La "filantropía" se diferencia de la "Caridad" en que la primera prescinde de los requisitos de la existencia de Dios y del sometimiento a sus leyes, mientras que la "Caridad" exige la creencia en Dios y la obediencia a sus preceptos para ejercitarla. Es mas, mientras la "filantropía" se ejercita para con otros hombres, la "Caridad" se practica exclusivamente para con Dios, aunque de esta practica puedan derivarse y de hecho se deriven la mayor de las veces beneficios para el prójimo.


El filántropo puede ser católico o no, hombre religioso o ateo, mientras que el hombre caritativo, a fuer de no caer en una contradicción in terminis, ha de ser un hombre profundamente religioso.


La "filantropía" ha sido y es el entretenimiento de hombres ociosos con cierto poder adquisitivo que generalmente se agrupan en asociaciones, fundaciones e incluso sociedades secretas. A sensu contrario, la "Caridad" puede ser ejercida por cualquier persona sin distinción alguna ya que un acto caritativo no solo consiste en "dar dinero a un pobre", sino que también puede consistir en enseñar a quien no sabe, sacar del error a quien esté inmerso en él, etc ...


Una ultima, y no por ello menos importante, diferencia entre la "Caridad" y la "filantropía", la encontramos en el desinterés. La "Caridad" se practica desinteresadamente, sin intención alguna de obtener un beneficio económico, fiscal o laboral, en cambio, en el ejercicio de la "filantropía" sí existe tal interés, tal afirmación se demuestra con los múltiples beneficios fiscales y subvenciones que reciben las sociedades filantrópicas (hoy llamadas Organizaciones no Gubernamentales) y con las referencias a tales actividades que se hacen en los "Curriculums" a la hora de solicitar algún puesto de trabajo.

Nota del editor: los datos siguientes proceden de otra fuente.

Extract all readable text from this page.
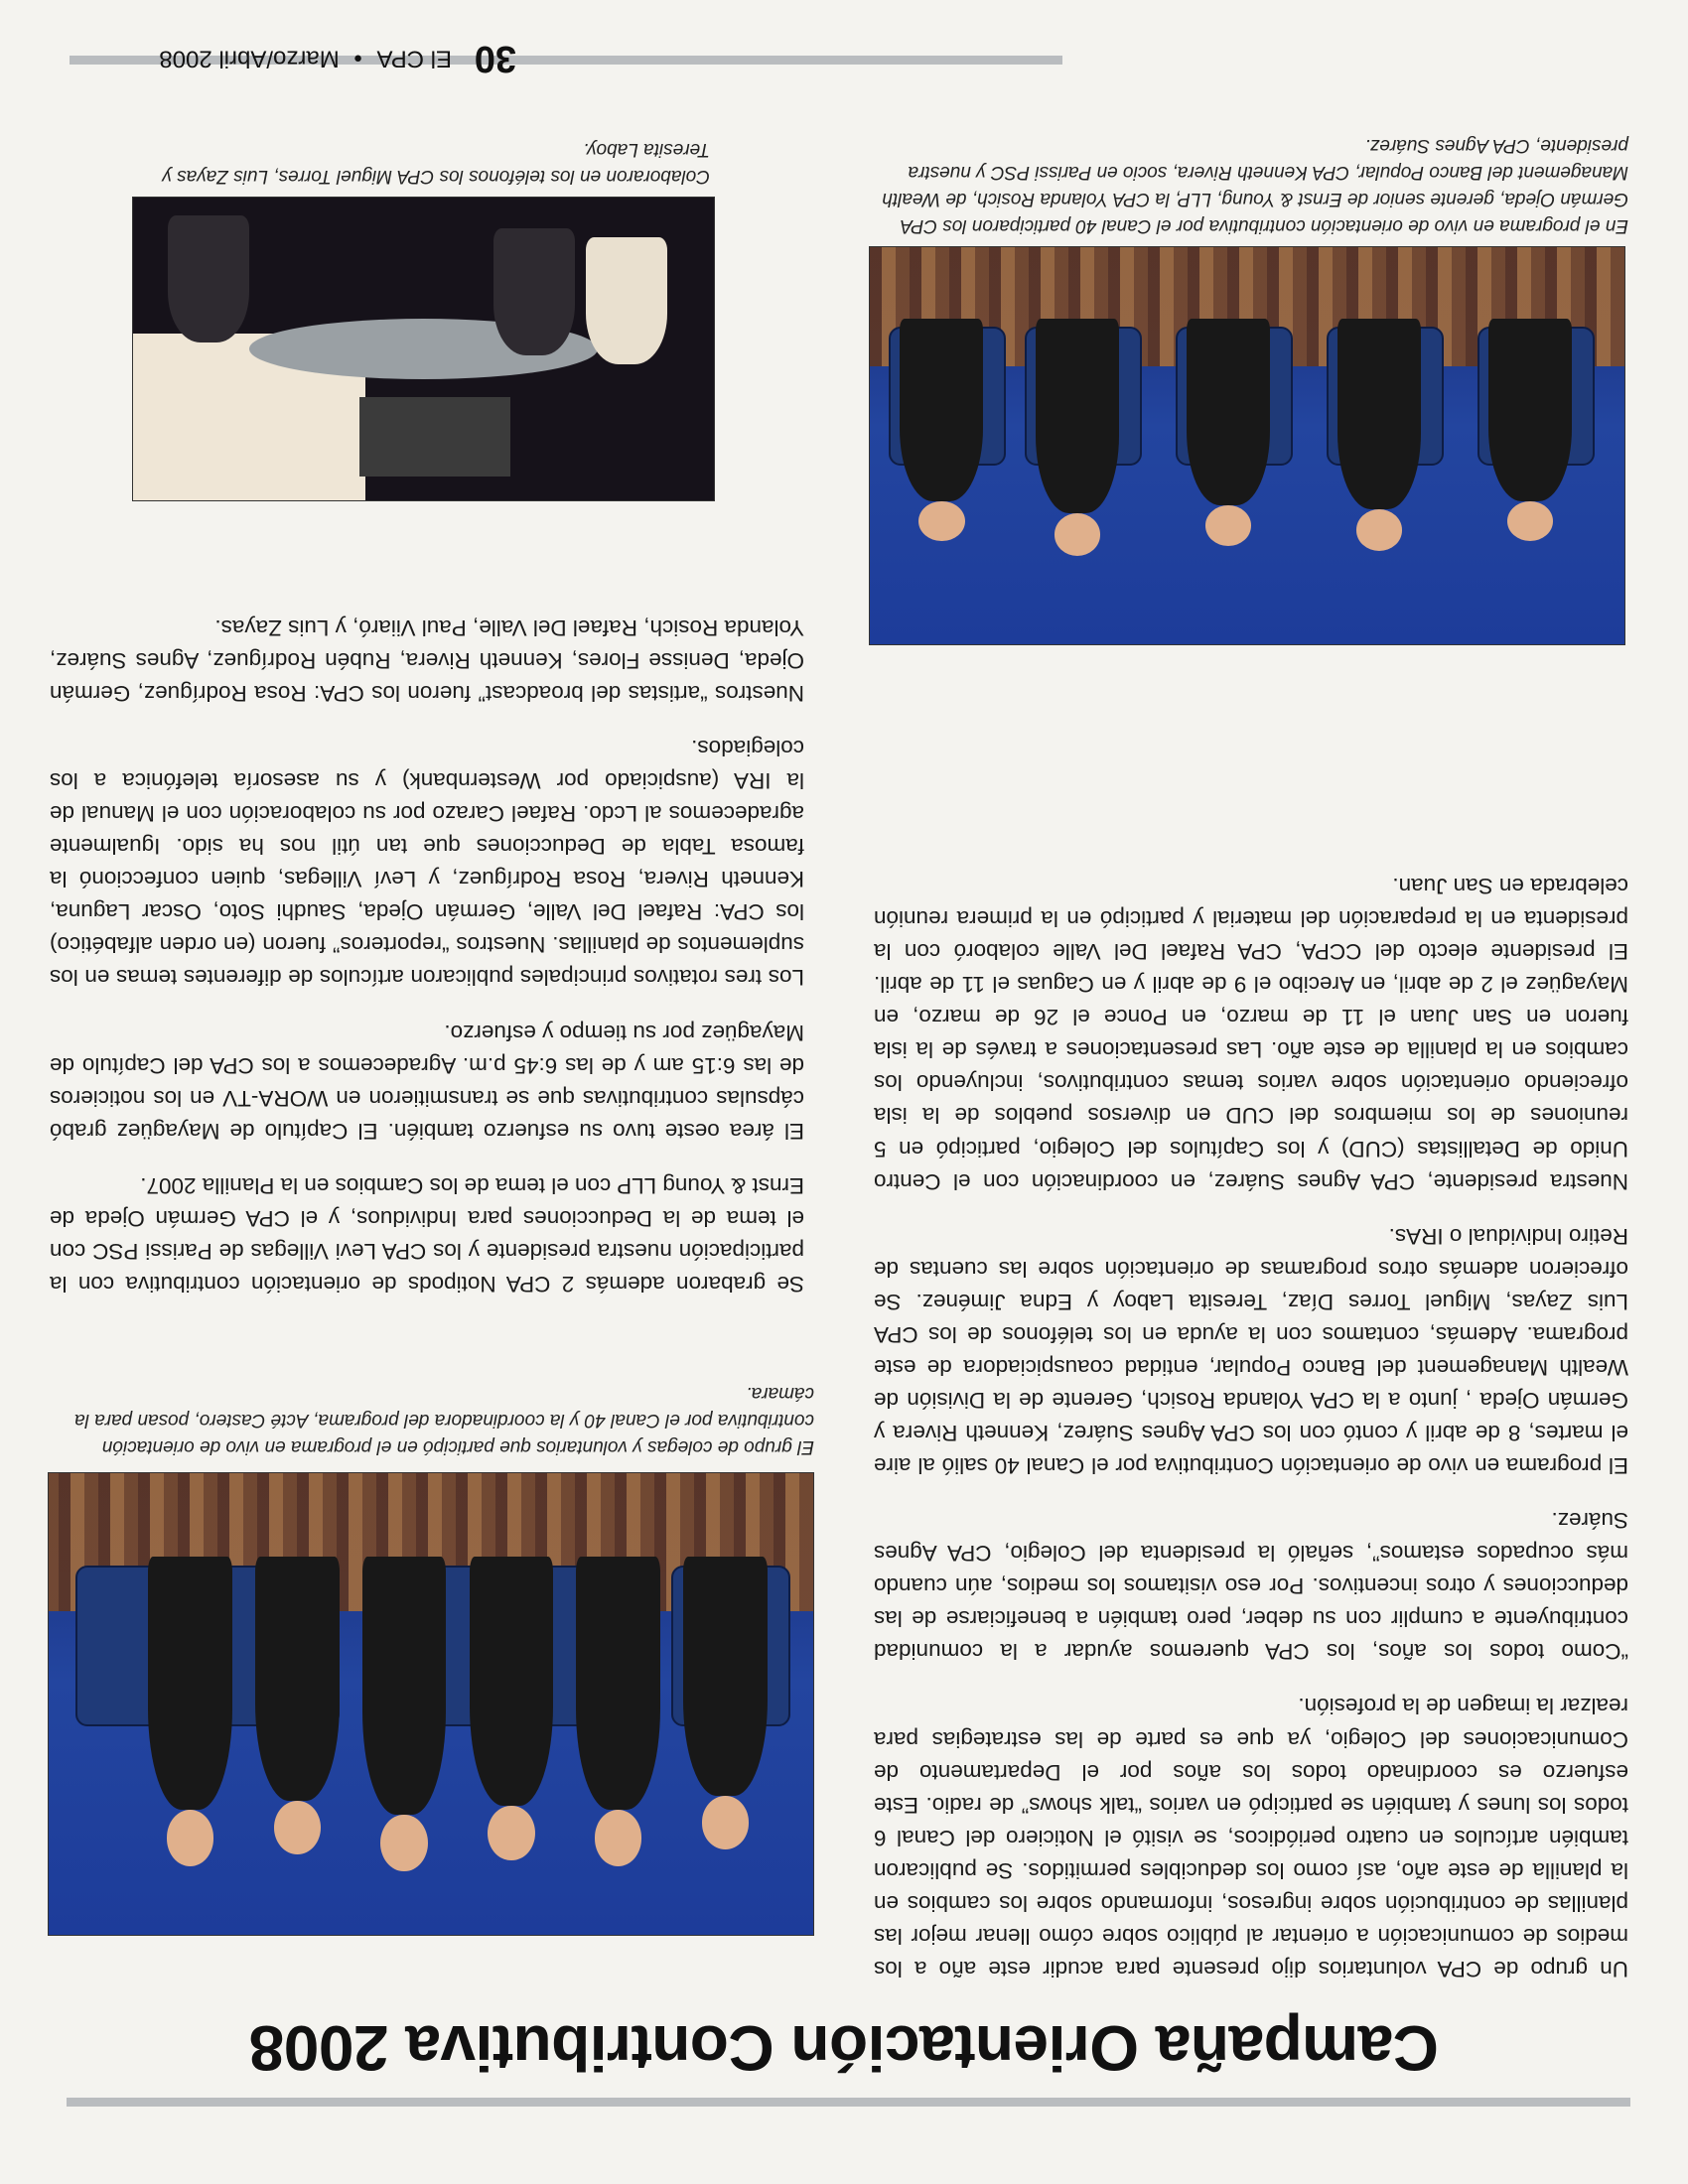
Campaña Orientación Contributiva 2008

Un grupo de CPA voluntarios dijo presente para acudir este año a los medios de comunicación a orientar al público sobre cómo llenar mejor las planillas de contribución sobre ingresos, informando sobre los cambios en la planilla de este año, así como los deducibles permitidos. Se publicaron también artículos en cuatro periódicos, se visitó el Noticiero del Canal 6 todos los lunes y también se participó en varios “talk shows” de radio. Este esfuerzo es coordinado todos los años por el Departamento de Comunicaciones del Colegio, ya que es parte de las estrategias para realzar la imagen de la profesión.

“Como todos los años, los CPA queremos ayudar a la comunidad contribuyente a cumplir con su deber, pero también a beneficiarse de las deducciones y otros incentivos. Por eso visitamos los medios, aún cuando más ocupados estamos”, señaló la presidenta del Colegio, CPA Agnes Suárez.

El programa en vivo de orientación Contributiva por el Canal 40 salió al aire el martes, 8 de abril y contó con los CPA Agnes Suárez, Kenneth Rivera y Germán Ojeda , junto a la CPA Yolanda Rosich, Gerente de la División de Wealth Management del Banco Popular, entidad coauspiciadora de este programa. Además, contamos con la ayuda en los teléfonos de los CPA Luis Zayas, Miguel Torres Díaz, Teresita Laboy y Edna Jiménez. Se ofrecieron además otros programas de orientación sobre las cuentas de Retiro Individual o IRAs.

Nuestra presidente, CPA Agnes Suárez, en coordinación con el Centro Unido de Detallistas (CUD) y los Capítulos del Colegio, participó en 5 reuniones de los miembros del CUD en diversos pueblos de la isla ofreciendo orientación sobre varios temas contributivos, incluyendo los cambios en la planilla de este año. Las presentaciones a través de la isla fueron en San Juan el 11 de marzo, en Ponce el 26 de marzo, en Mayagüez el 2 de abril, en Arecibo el 9 de abril y en Caguas el 11 de abril. El presidente electo del CCPA, CPA Rafael Del Valle colaboró con la presidenta en la preparación del material y participó en la primera reunión celebrada en San Juan.

En el programa en vivo de orientación contributiva por el Canal 40 participaron los CPA Germán Ojeda, gerente senior de Ernst & Young, LLP, la CPA Yolanda Rosich, de Wealth Management del Banco Popular, CPA Kenneth Rivera, socio en Parissi PSC y nuestra presidente, CPA Agnes Suárez.
El grupo de colegas y voluntarios que participó en el programa en vivo de orientación contributiva por el Canal 40 y la coordinadora del programa, Acté Castero, posan para la cámara.

Se grabaron además 2 CPA Notipods de orientación contributiva con la participación nuestra presidente y los CPA Levi Villegas de Parissi PSC con el tema de la Deducciones para Individuos, y el CPA Germán Ojeda de Ernst & Young LLP con el tema de los Cambios en la Planilla 2007.

El área oeste tuvo su esfuerzo también. El Capítulo de Mayagüez grabó cápsulas contributivas que se transmitieron en WORA-TV en los noticieros de las 6:15 am y de las 6:45 p.m. Agradecemos a los CPA del Capítulo de Mayagüez por su tiempo y esfuerzo.

Los tres rotativos principales publicaron artículos de diferentes temas en los suplementos de planillas. Nuestros “reporteros” fueron (en orden alfabético) los CPA: Rafael Del Valle, Germán Ojeda, Saudhi Soto, Oscar Laguna, Kenneth Rivera, Rosa Rodríguez, y Leví Villegas, quien confeccionó la famosa Tabla de Deducciones que tan útil nos ha sido. Igualmente agradecemos al Lcdo. Rafael Carazo por su colaboración con el Manual de la IRA (auspiciado por Westernbank) y su asesoría telefónica a los colegiados.

Nuestros “artistas del broadcast” fueron los CPA: Rosa Rodríguez, Germán Ojeda, Denisse Flores, Kenneth Rivera, Rubén Rodríguez, Agnes Suárez, Yolanda Rosich, Rafael Del Valle, Paul Viiaró, y Luis Zayas.

Colaboraron en los teléfonos los CPA Miguel Torres, Luis Zayas y Teresita Laboy.
30 El CPA • Marzo/Abril 2008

En relación con esta eclosión de un sin numero de voluntarios que sientan plaza bajo no sé qué bandera, de un humanismo desmesurado y de un amor apasionado al hombre que inunda esta sociedad nuestra de principios de siglo, surge, porque tiene que surgir, la otra cualidad de la que son legítimos propietarios los españolitos de hoy y que es la falta de heroísmo o sentido del sacrificio.


La falta de heroísmo esta íntimamente relacionado con la practica filantrópica porque la "filantropía" es un fin en si misma, quien la practica suele dedicar a la misma unas cuantas horas a la semana o quizás al mes dando unos Euros o visitando a algún necesitado y con ello el filántropo considera que ha cubierto todos sus objetivos para con la sociedad. En cambio, la practica de la "Caridad" no se agota en si misma, al hombre religioso que la practica, se le exige además que practique las otras dos virtudes teologales (Fe y Esperanza) y también las "Virtudes Morales", entre las que se encuentra la JUSTICIA. Siempre se ha dicho que "La Caridad alivia el mal, pero no lo remedia" y no lo remedia porque no tiene la misión de remediarlo. El deber de remediar los males materiales que existen en el mundo corresponde a la JUSTICIA y el hombre caritativo por ser hombre religioso y, más aun católico, tiene también que practicar la virtud de la JUSTICIA y luchar, si ello fuera necesario, para imponerla en el mundo.


El hombre caritativo, para no ser un católico emasculado, ha de luchar infatigablemente por la Justicia soportando en esa lucha todas las penalidades y sufrimientos que sean necesarios y por eso podemos afirmar que los hombres que esto hiciesen estarían recorriendo el duro camino que culmina con la obtención de las palmas del martirio o los laureles del heroísmo. En el otro lado de la balanza, el filántropo, al contentarse con su mediocridad, nunca exigirá el imperio de la Justicia y por ello jamás sentirá la necesidad de arriesgarse en ninguna lucha por la consecución de algún alto ideal.


Hoy, a comienzos del Siglo XXI, cuando la "Caridad" parece retroceder ante el avance de la "filantropía", la cual fue definida por el ilustre Chateubriand como "la moneda falsa de la Caridad", surge el filántropo como un nuevo tipo de hombre que caracterizara a la sociedad de la que forme parte como CONFORMISTA, HIPOCRITA, COBARDE y sobre todo PELIGROSAMENTE CONTRADICTORIA.